Nick Schulz and I offer ideas, focused on the New Commanding Heights.
imagine if state governments experimented by setting up healthcare enterprise zones. These would be areas where entrepreneurs could set up healthcare delivery systems without any rules concerning what license would be required to engage in any particular activity. Perhaps medical services could be delivered by workers with fewer credentials but more rigorous on-the job training.
Read the whole thing. I wish this piece had found an outlet in a major newspaper. Unfortunately, the debt ceiling theater is getting all the attention these days.
READER COMMENTS
Vipul Naik
Jul 27 2011 at 11:37am
Patri Friedman is trying to do something similar, on a seastead off the US coast:
Video of a talk in Helsinki, May 2011 where he mentions plans to start a for-profit to offer low-cost medical services targeted as US citizens, to compete with medical tourism to India and other countries.
Warning: The video is lengthy, and he mentions these plans around the last 10 minutes or so.
Shangwen
Jul 27 2011 at 12:55pm
I think this is a great idea, but I cannot imagine such a proposal surviving the lobbying onslaught, if by zone you mean a geographic or jurisdictional entity.
On the other hand, I can see some situations where there might be openness to it. Suppose some employers with some risk for occupational injuries were allowed to employ health care staff that did not have full-on (and expensive) credentials. Instead of hiring a staff nurse or company doctor, they could create positions with a combination of credentials (CPR, a first-responder skill set like an EMS tech, some infection control skills) that would suit their particular needs. Since the health care worker would not have licensing from a state-ordained labor cartel, the employer would have to assess liability risks in more detail, but they would not be paying for the risk of low-probability events related to a 1998 lawsuit in another jurisdiction. When people object to this, you can point out to them that historically the biggest innovators in health care occupational categories have been the military and the VA, and they have done a pretty good job of it.

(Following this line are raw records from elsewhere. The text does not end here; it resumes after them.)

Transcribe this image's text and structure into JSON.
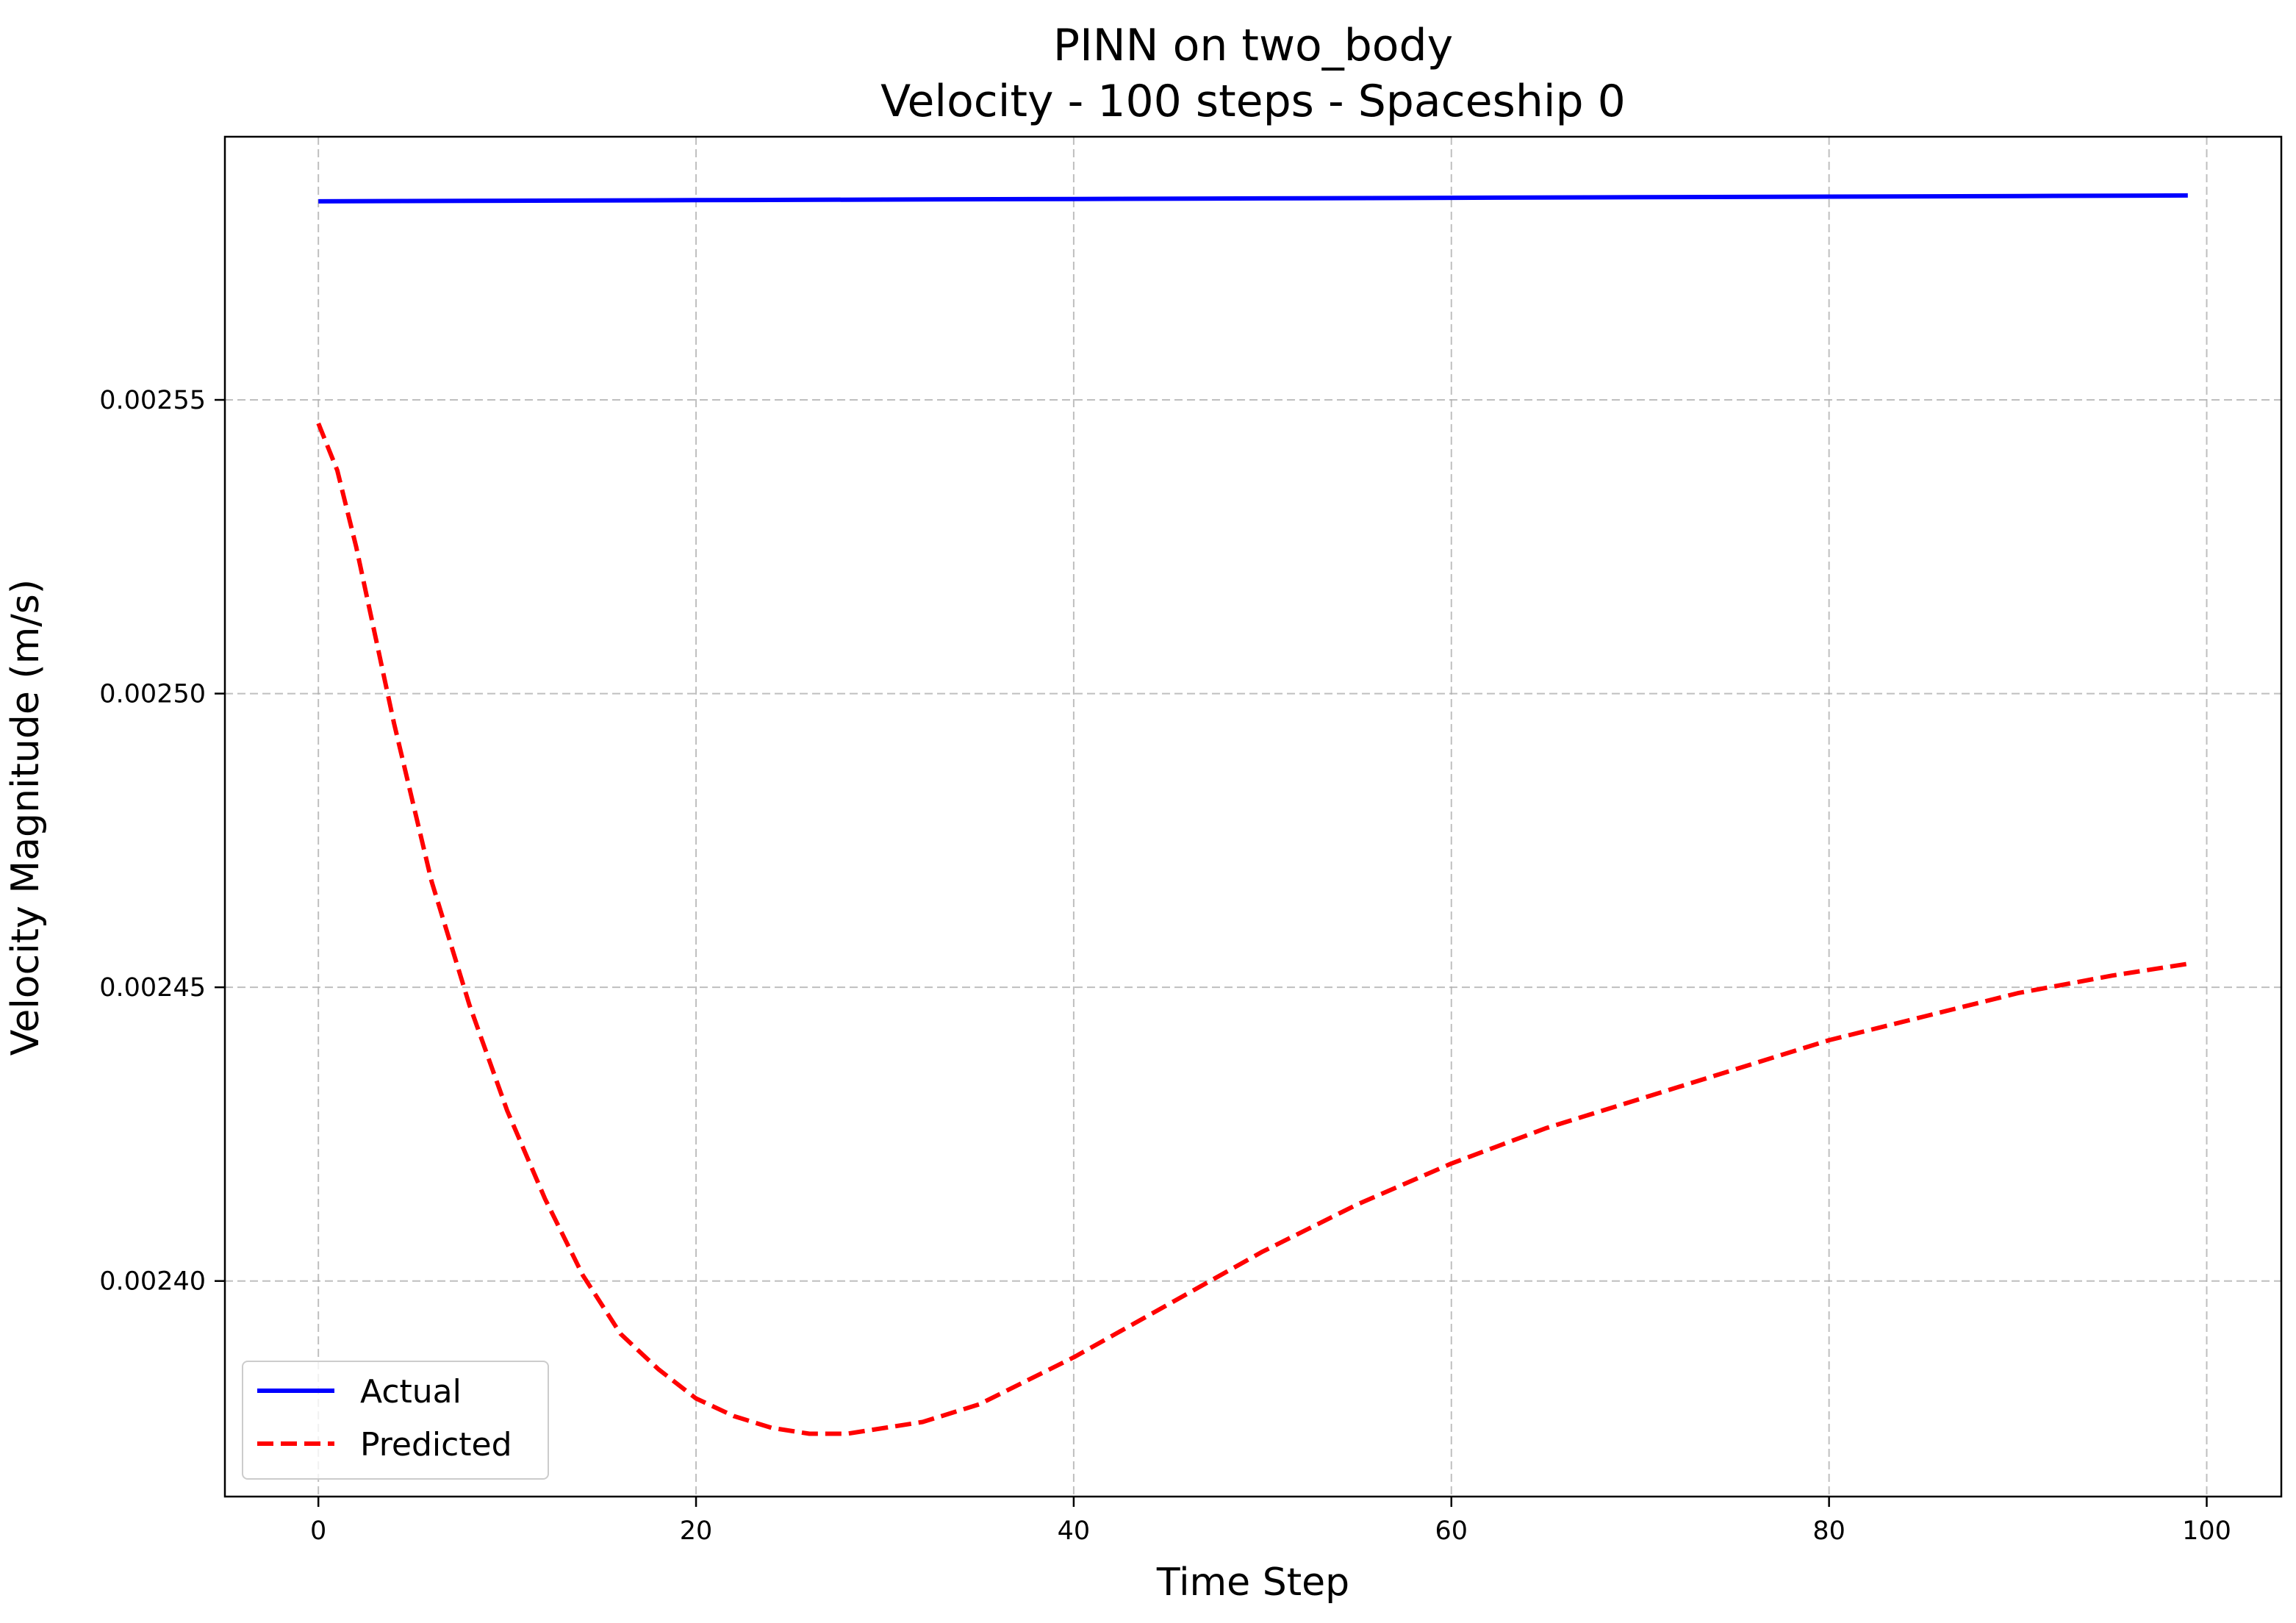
{
  "chart_data": {
    "type": "line",
    "title": "PINN on two_body",
    "subtitle": "Velocity - 100 steps - Spaceship 0",
    "xlabel": "Time Step",
    "ylabel": "Velocity Magnitude (m/s)",
    "xlim": [
      -4.95,
      103.95
    ],
    "ylim": [
      0.0023633,
      0.0025948
    ],
    "xticks": [
      0,
      20,
      40,
      60,
      80,
      100
    ],
    "xtick_labels": [
      "0",
      "20",
      "40",
      "60",
      "80",
      "100"
    ],
    "yticks": [
      0.0024,
      0.00245,
      0.0025,
      0.00255
    ],
    "ytick_labels": [
      "0.00240",
      "0.00245",
      "0.00250",
      "0.00255"
    ],
    "grid": true,
    "legend_position": "lower-left",
    "series": [
      {
        "name": "Actual",
        "color": "#0000ff",
        "style": "solid",
        "x": [
          0,
          10,
          20,
          30,
          40,
          50,
          60,
          70,
          80,
          90,
          99
        ],
        "y": [
          0.0025838,
          0.0025839,
          0.002584,
          0.0025841,
          0.0025842,
          0.0025843,
          0.0025844,
          0.0025845,
          0.0025846,
          0.0025847,
          0.0025848
        ]
      },
      {
        "name": "Predicted",
        "color": "#ff0000",
        "style": "dashed",
        "x": [
          0,
          1,
          2,
          3,
          4,
          6,
          8,
          10,
          12,
          14,
          16,
          18,
          20,
          22,
          24,
          26,
          28,
          30,
          32,
          35,
          40,
          45,
          50,
          55,
          60,
          65,
          70,
          75,
          80,
          85,
          90,
          95,
          99
        ],
        "y": [
          0.002546,
          0.002538,
          0.002525,
          0.00251,
          0.002495,
          0.002468,
          0.002447,
          0.002429,
          0.002414,
          0.002401,
          0.002391,
          0.002385,
          0.00238,
          0.002377,
          0.002375,
          0.002374,
          0.002374,
          0.002375,
          0.002376,
          0.002379,
          0.002387,
          0.002396,
          0.002405,
          0.002413,
          0.00242,
          0.002426,
          0.002431,
          0.002436,
          0.002441,
          0.002445,
          0.002449,
          0.002452,
          0.002454
        ]
      }
    ]
  }
}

Another option might be to let different groups (regulated and unregulated) exist side-by-side, but give people a financial incentive to try the unregulated service, if they chose to.
In the long run, the problem with experimental policies is that they have to be politically survivable. “Oh well, we just thought we’d try something different” is a hard thing to get re-elected on.
John Goodman
Jul 27 2011 at 1:44pm
Great idea. I posted something on this at my blog a few minutes ago: http://healthblog.ncpa.org/healthcare-enterprise-zones/
R Richard Schweitzer
Jul 27 2011 at 1:50pm
You might take a look at the Community Health Centers programs for starters.
This can become the framwork for getting the U S out of the Medicaid business.
Joe Cushing
Jul 28 2011 at 9:59pm
Somebody could build a hospital/clinic ship and park it near the US. Then there could be no rules.